Win Williams
- Win Williams in 1946

No. 53
- Position: End

Personal information
- Born: March 10, 1923 Fort Towson, Oklahoma, U.S.
- Died: May 12, 1992 (aged 69) Houston, Texas, U.S.
- Listed height: 6 ft 2 in (1.88 m)
- Listed weight: 185 lb (84 kg)

Career information
- High school: Midland (TX)
- College: Rice (1942, 1946); Louisiana (1943);
- NFL draft: 1945: 15th round, 148th overall pick

Career history
- Baltimore Colts (1948-1949);

Awards and highlights
- Second-team All-SWC (1946);

Career AAFC statistics
- Receptions: 52
- Receiving yards: 626
- Touchdowns: 3
- Stats at Pro Football Reference

= Win Williams =

American football player (1923–1992)

Dale Windell "Win" Williams (March 10, 1923 - May 12, 1992) was an American football player. He played at the end position for the Rice Owls (1942, 1946-1947) and Baltimore Colts (1948-1949).

==Early life==
A native of Fort Towson, Oklahoma, he attended Midland High School in Texas.

==College career==
He played college football for the Rice Owls and was named by the Associated Press (AP) to the 1942 Sophomore All-Star Team. He was a member of the 1946 Rice Owls football team that won the Southwest Conference championship and defeated Tennessee in the 1947 Orange Bowl. He graduated from Rice in 1948.

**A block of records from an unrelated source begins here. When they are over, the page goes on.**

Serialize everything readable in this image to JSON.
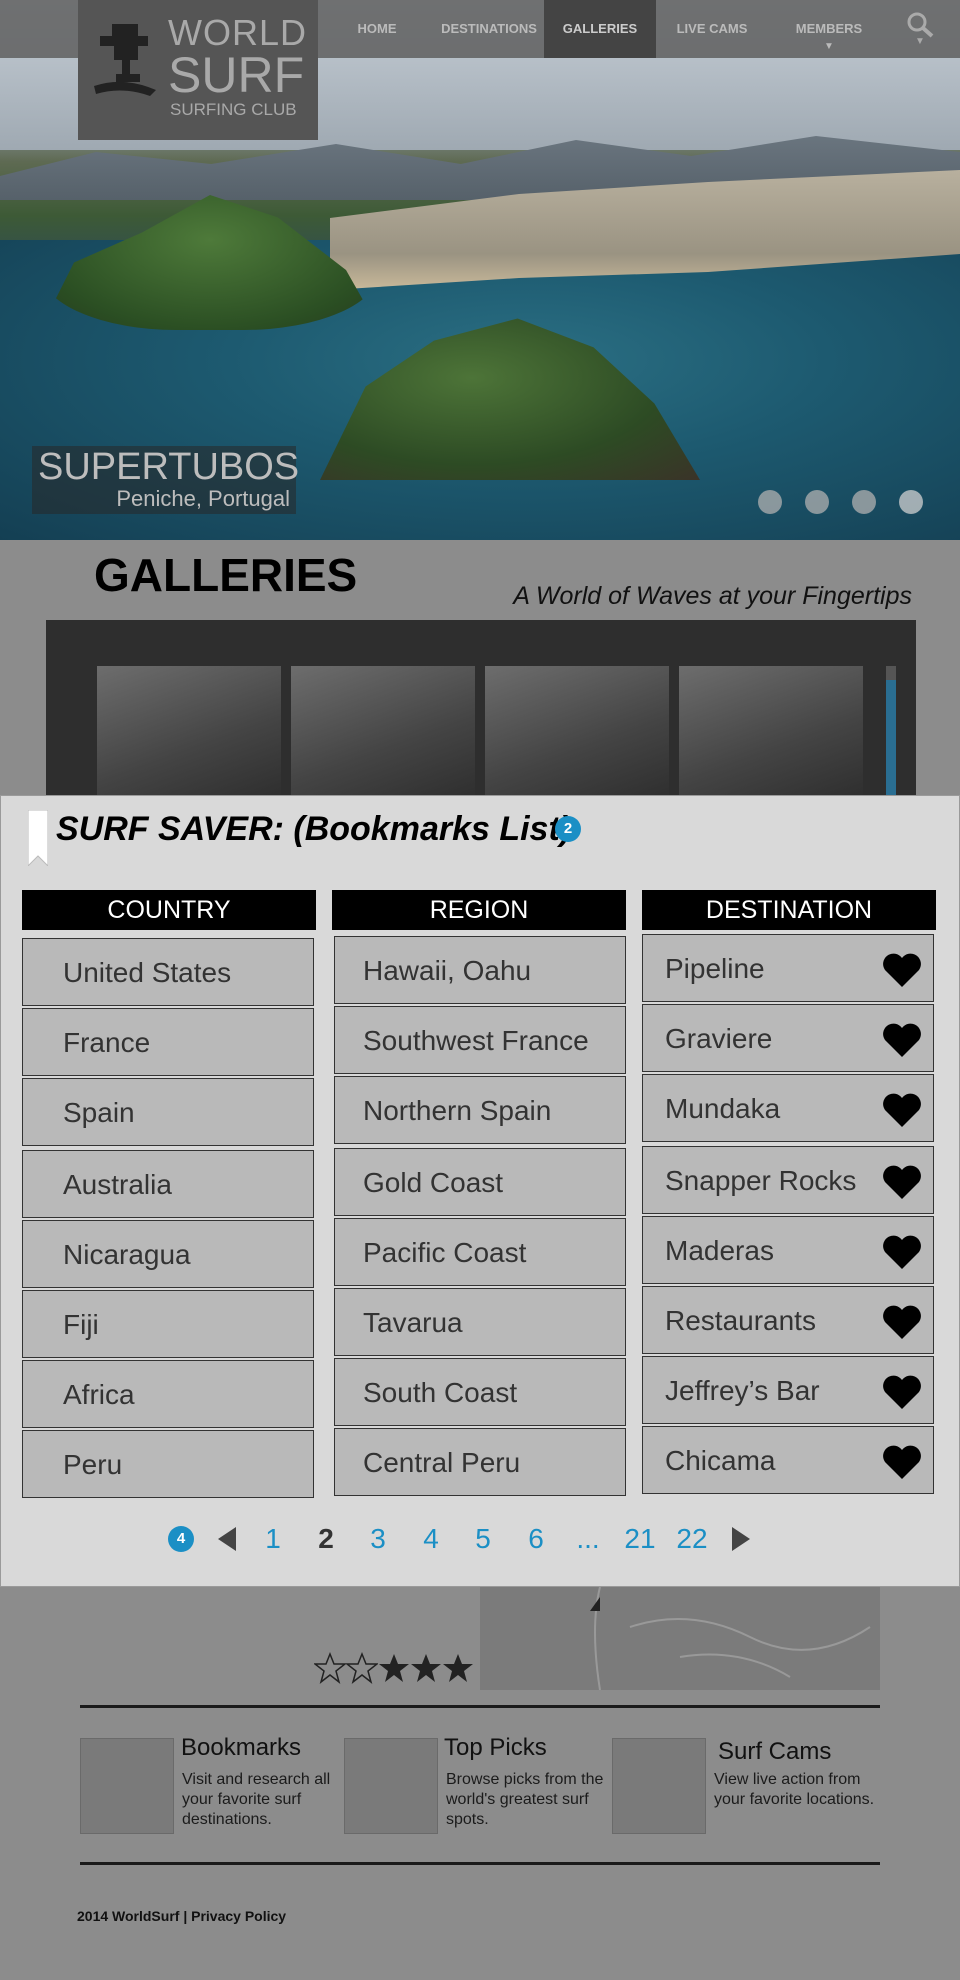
{
  "logo": {
    "line1": "WORLD",
    "line2": "SURF",
    "line3": "SURFING CLUB"
  },
  "nav": {
    "items": [
      {
        "label": "HOME",
        "active": false,
        "dropdown": false
      },
      {
        "label": "DESTINATIONS",
        "active": false,
        "dropdown": false
      },
      {
        "label": "GALLERIES",
        "active": true,
        "dropdown": false
      },
      {
        "label": "LIVE CAMS",
        "active": false,
        "dropdown": false
      },
      {
        "label": "MEMBERS",
        "active": false,
        "dropdown": true
      }
    ],
    "search_icon": "search-icon"
  },
  "hero": {
    "title": "SUPERTUBOS",
    "subtitle": "Peniche, Portugal",
    "slide_dots": 4
  },
  "galleries": {
    "title": "GALLERIES",
    "tagline": "A World of  Waves at your Fingertips"
  },
  "modal": {
    "title": "SURF SAVER: (Bookmarks List)",
    "title_badge": "2",
    "columns": [
      "COUNTRY",
      "REGION",
      "DESTINATION"
    ],
    "countries": [
      "United States",
      "France",
      "Spain",
      "Australia",
      "Nicaragua",
      "Fiji",
      "Africa",
      "Peru"
    ],
    "regions": [
      "Hawaii, Oahu",
      "Southwest France",
      "Northern Spain",
      "Gold Coast",
      "Pacific Coast",
      "Tavarua",
      "South Coast",
      "Central Peru"
    ],
    "destinations": [
      "Pipeline",
      "Graviere",
      "Mundaka",
      "Snapper Rocks",
      "Maderas",
      "Restaurants",
      "Jeffrey’s Bar",
      "Chicama"
    ],
    "pager": {
      "badge": "4",
      "pages": [
        "1",
        "2",
        "3",
        "4",
        "5",
        "6",
        "...",
        "21",
        "22"
      ],
      "current": "2"
    }
  },
  "rating": {
    "stars_filled": 3,
    "stars_total": 5
  },
  "features": [
    {
      "title": "Bookmarks",
      "text": "Visit and research all your favorite surf destinations."
    },
    {
      "title": "Top Picks",
      "text": "Browse picks from the world's greatest surf spots."
    },
    {
      "title": "Surf Cams",
      "text": "View live action from your favorite locations."
    }
  ],
  "footer": {
    "text": "2014 WorldSurf | Privacy Policy"
  },
  "colors": {
    "accent": "#1b8fc5",
    "header_bg": "#000000",
    "cell_bg": "#b9b9b9",
    "modal_bg": "#d9d9d9"
  }
}
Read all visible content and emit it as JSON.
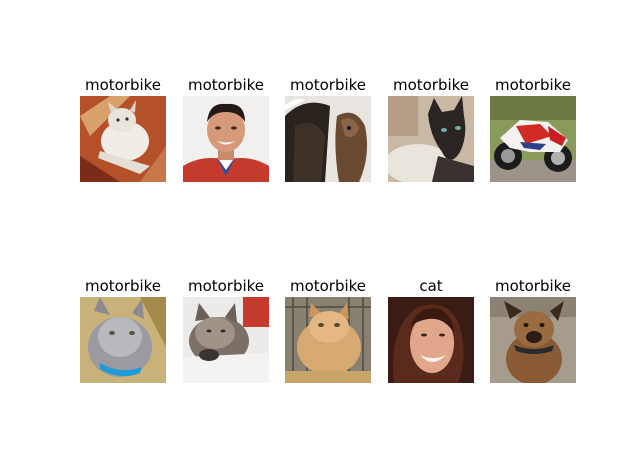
{
  "grid": {
    "rows": [
      [
        {
          "label": "motorbike",
          "subject": "white cat lying on red patterned blanket"
        },
        {
          "label": "motorbike",
          "subject": "smiling man wearing a medal ribbon"
        },
        {
          "label": "motorbike",
          "subject": "dark horse head close-up"
        },
        {
          "label": "motorbike",
          "subject": "dark siamese cat on light background"
        },
        {
          "label": "motorbike",
          "subject": "red and white sport motorcycle"
        }
      ],
      [
        {
          "label": "motorbike",
          "subject": "grey cat with blue collar"
        },
        {
          "label": "motorbike",
          "subject": "tabby cat lying on white blanket"
        },
        {
          "label": "motorbike",
          "subject": "orange tabby cat in a cage"
        },
        {
          "label": "cat",
          "subject": "laughing woman with dark hair"
        },
        {
          "label": "motorbike",
          "subject": "brown dog wearing collar"
        }
      ]
    ]
  }
}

Williams as a member of the Baltimore Colts in 1948.

In Rice's 1946 upset over unbeaten Texas, Williams caught two touchdown passes, including the game-winning touchdown on a play that became known as the "Cyclone Fence Play" due to the dent created by Williams in the fence. He was named by the Associated Press as the national "lineman of the week" for his performance in the 1946 Texas game.

==Professional career==
He was selected by the Detroit Lions in the 15th round (148th overall pick) of the 1945 NFL draft but did not play for the Lions. He played professional football in the All-America Football Conference (AAFC) for the Baltimore Colts during the 1948 and 1949 seasons. He appeared in a total of 26 AAFC games, five as a starter, and caught 52 passes for 626 yards and three touchdowns.

==Later life==
After retiring from football, Williams entered the oil drilling business. He was shot to death in 1992 in what was reported to be an "apparent robbery" at his townhouse in Houston.